# Liouville number

2010 Mathematics Subject Classification: Primary: 11J [MSN][ZBL]

A real number $\alpha$ such that for any $\nu\geq1$ the inequality

$$\left|\alpha-\frac pq\right|<q^{-\nu}$$

has infinitely many integer solutions $p$ and $q$ satisfying the conditions $q>0$, $(p,q)=1$. The fact that a Liouville number is transcendental (cf. Transcendental number) follows from the Liouville theorem (cf. Liouville theorems). These numbers were studied by J. Liouville [1].
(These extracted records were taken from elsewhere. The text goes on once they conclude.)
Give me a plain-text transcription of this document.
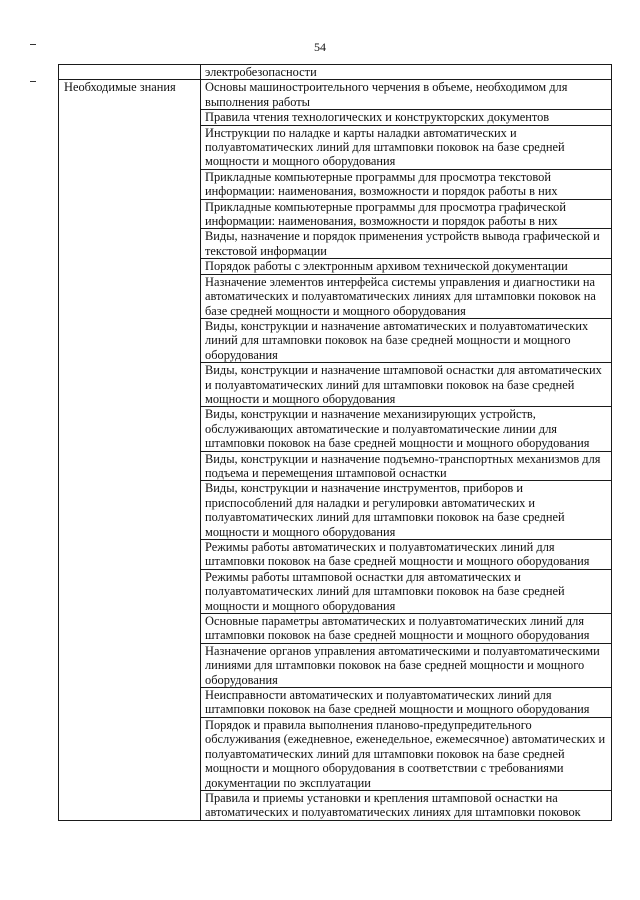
54
	электробезопасности
Необходимые знания	Основы машиностроительного черчения в объеме, необходимом для выполнения работы
	Правила чтения технологических и конструкторских документов
	Инструкции по наладке и карты наладки автоматических и полуавтоматических линий для штамповки поковок на базе средней мощности и мощного оборудования
	Прикладные компьютерные программы для просмотра текстовой информации: наименования, возможности и порядок работы в них
	Прикладные компьютерные программы для просмотра графической информации: наименования, возможности и порядок работы в них
	Виды, назначение и порядок применения устройств вывода графической и текстовой информации
	Порядок работы с электронным архивом технической документации
	Назначение элементов интерфейса системы управления и диагностики на автоматических и полуавтоматических линиях для штамповки поковок на базе средней мощности и мощного оборудования
	Виды, конструкции и назначение автоматических и полуавтоматических линий для штамповки поковок на базе средней мощности и мощного оборудования
	Виды, конструкции и назначение штамповой оснастки для автоматических и полуавтоматических линий для штамповки поковок на базе средней мощности и мощного оборудования
	Виды, конструкции и назначение механизирующих устройств, обслуживающих автоматические и полуавтоматические линии для штамповки поковок на базе средней мощности и мощного оборудования
	Виды, конструкции и назначение подъемно-транспортных механизмов для подъема и перемещения штамповой оснастки
	Виды, конструкции и назначение инструментов, приборов и приспособлений для наладки и регулировки автоматических и полуавтоматических линий для штамповки поковок на базе средней мощности и мощного оборудования
	Режимы работы автоматических и полуавтоматических линий для штамповки поковок на базе средней мощности и мощного оборудования
	Режимы работы штамповой оснастки для автоматических и полуавтоматических линий для штамповки поковок на базе средней мощности и мощного оборудования
	Основные параметры автоматических и полуавтоматических линий для штамповки поковок на базе средней мощности и мощного оборудования
	Назначение органов управления автоматическими и полуавтоматическими линиями для штамповки поковок на базе средней мощности и мощного оборудования
	Неисправности автоматических и полуавтоматических линий для штамповки поковок на базе средней мощности и мощного оборудования
	Порядок и правила выполнения планово-предупредительного обслуживания (ежедневное, еженедельное, ежемесячное) автоматических и полуавтоматических линий для штамповки поковок на базе средней мощности и мощного оборудования в соответствии с требованиями документации по эксплуатации
	Правила и приемы установки и крепления штамповой оснастки на автоматических и полуавтоматических линиях для штамповки поковок
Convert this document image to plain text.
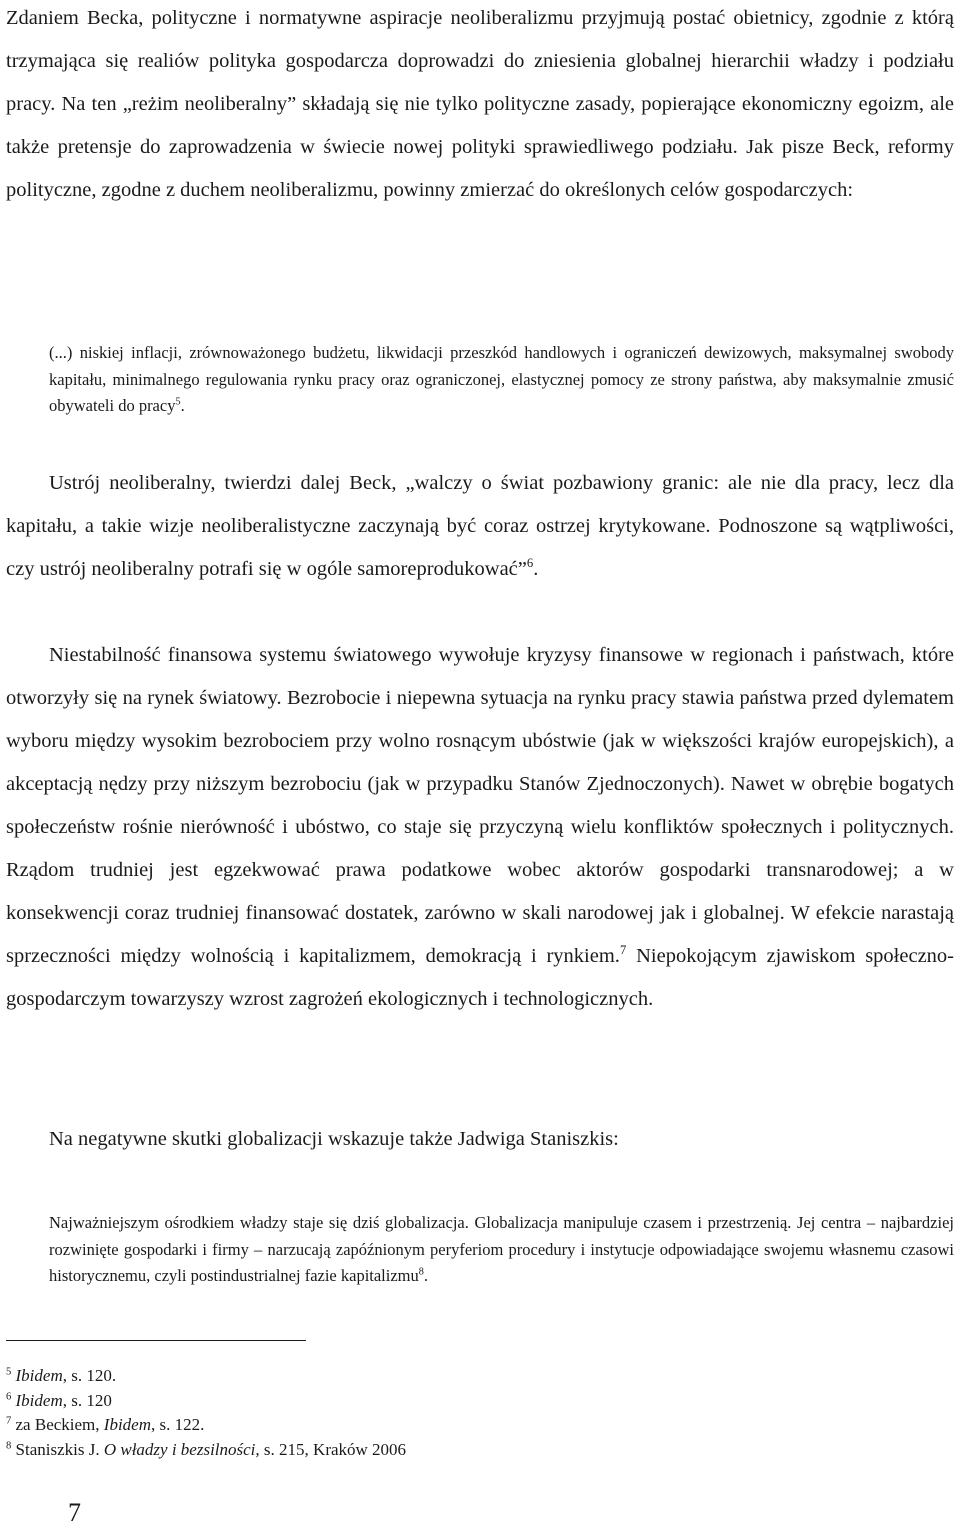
Zdaniem Becka, polityczne i normatywne aspiracje neoliberalizmu przyjmują postać obietnicy, zgodnie z którą trzymająca się realiów polityka gospodarcza doprowadzi do zniesienia globalnej hierarchii władzy i podziału pracy. Na ten „reżim neoliberalny” składają się nie tylko polityczne zasady, popierające ekonomiczny egoizm, ale także pretensje do zaprowadzenia w świecie nowej polityki sprawiedliwego podziału. Jak pisze Beck, reformy polityczne, zgodne z duchem neoliberalizmu, powinny zmierzać do określonych celów gospodarczych:

(...) niskiej inflacji, zrównoważonego budżetu, likwidacji przeszkód handlowych i ograniczeń dewizowych, maksymalnej swobody kapitału, minimalnego regulowania rynku pracy oraz ograniczonej, elastycznej pomocy ze strony państwa, aby maksymalnie zmusić obywateli do pracy$^5$.

Ustrój neoliberalny, twierdzi dalej Beck, „walczy o świat pozbawiony granic: ale nie dla pracy, lecz dla kapitału, a takie wizje neoliberalistyczne zaczynają być coraz ostrzej krytykowane. Podnoszone są wątpliwości, czy ustrój neoliberalny potrafi się w ogóle samoreprodukować”$^6$.

Niestabilność finansowa systemu światowego wywołuje kryzysy finansowe w regionach i państwach, które otworzyły się na rynek światowy. Bezrobocie i niepewna sytuacja na rynku pracy stawia państwa przed dylematem wyboru między wysokim bezrobociem przy wolno rosnącym ubóstwie (jak w większości krajów europejskich), a akceptacją nędzy przy niższym bezrobociu (jak w przypadku Stanów Zjednoczonych). Nawet w obrębie bogatych społeczeństw rośnie nierówność i ubóstwo, co staje się przyczyną wielu konfliktów społecznych i politycznych. Rządom trudniej jest egzekwować prawa podatkowe wobec aktorów gospodarki transnarodowej; a w konsekwencji coraz trudniej finansować dostatek, zarówno w skali narodowej jak i globalnej. W efekcie narastają sprzeczności między wolnością i kapitalizmem, demokracją i rynkiem.$^7$ Niepokojącym zjawiskom społeczno-gospodarczym towarzyszy wzrost zagrożeń ekologicznych i technologicznych.

Na negatywne skutki globalizacji wskazuje także Jadwiga Staniszkis:

Najważniejszym ośrodkiem władzy staje się dziś globalizacja. Globalizacja manipuluje czasem i przestrzenią. Jej centra – najbardziej rozwinięte gospodarki i firmy – narzucają zapóźnionym peryferiom procedury i instytucje odpowiadające swojemu własnemu czasowi historycznemu, czyli postindustrialnej fazie kapitalizmu$^8$.

$^5$ Ibidem, s. 120.
$^6$ Ibidem, s. 120
$^7$ za Beckiem, Ibidem, s. 122.
$^8$ Staniszkis J. O władzy i bezsilności, s. 215, Kraków 2006
7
Examples of Liouville numbers are:

$$\alpha_1=\sum_{n=1}^\infty2^{-n!},$$

$$\alpha_2=\sum_{n=1}^\infty(-1)^n2^{-3^n},$$

$$\alpha_3=\sum_{n=1}^\infty(10^{n!})^{-1}.$$

#### References

 [1] J. Liouville, "Sur des classes très étendues de quantités dont la valeur n'est ni algébrique, ni même réductible à des irrationelles algébriques" C.R. Acad. Sci. Paris , 18 (1844) pp. 883–885 [2] A.O. Gel'fond, "Transcendental and algebraic numbers" , Dover, reprint (1960) (Translated from Russian)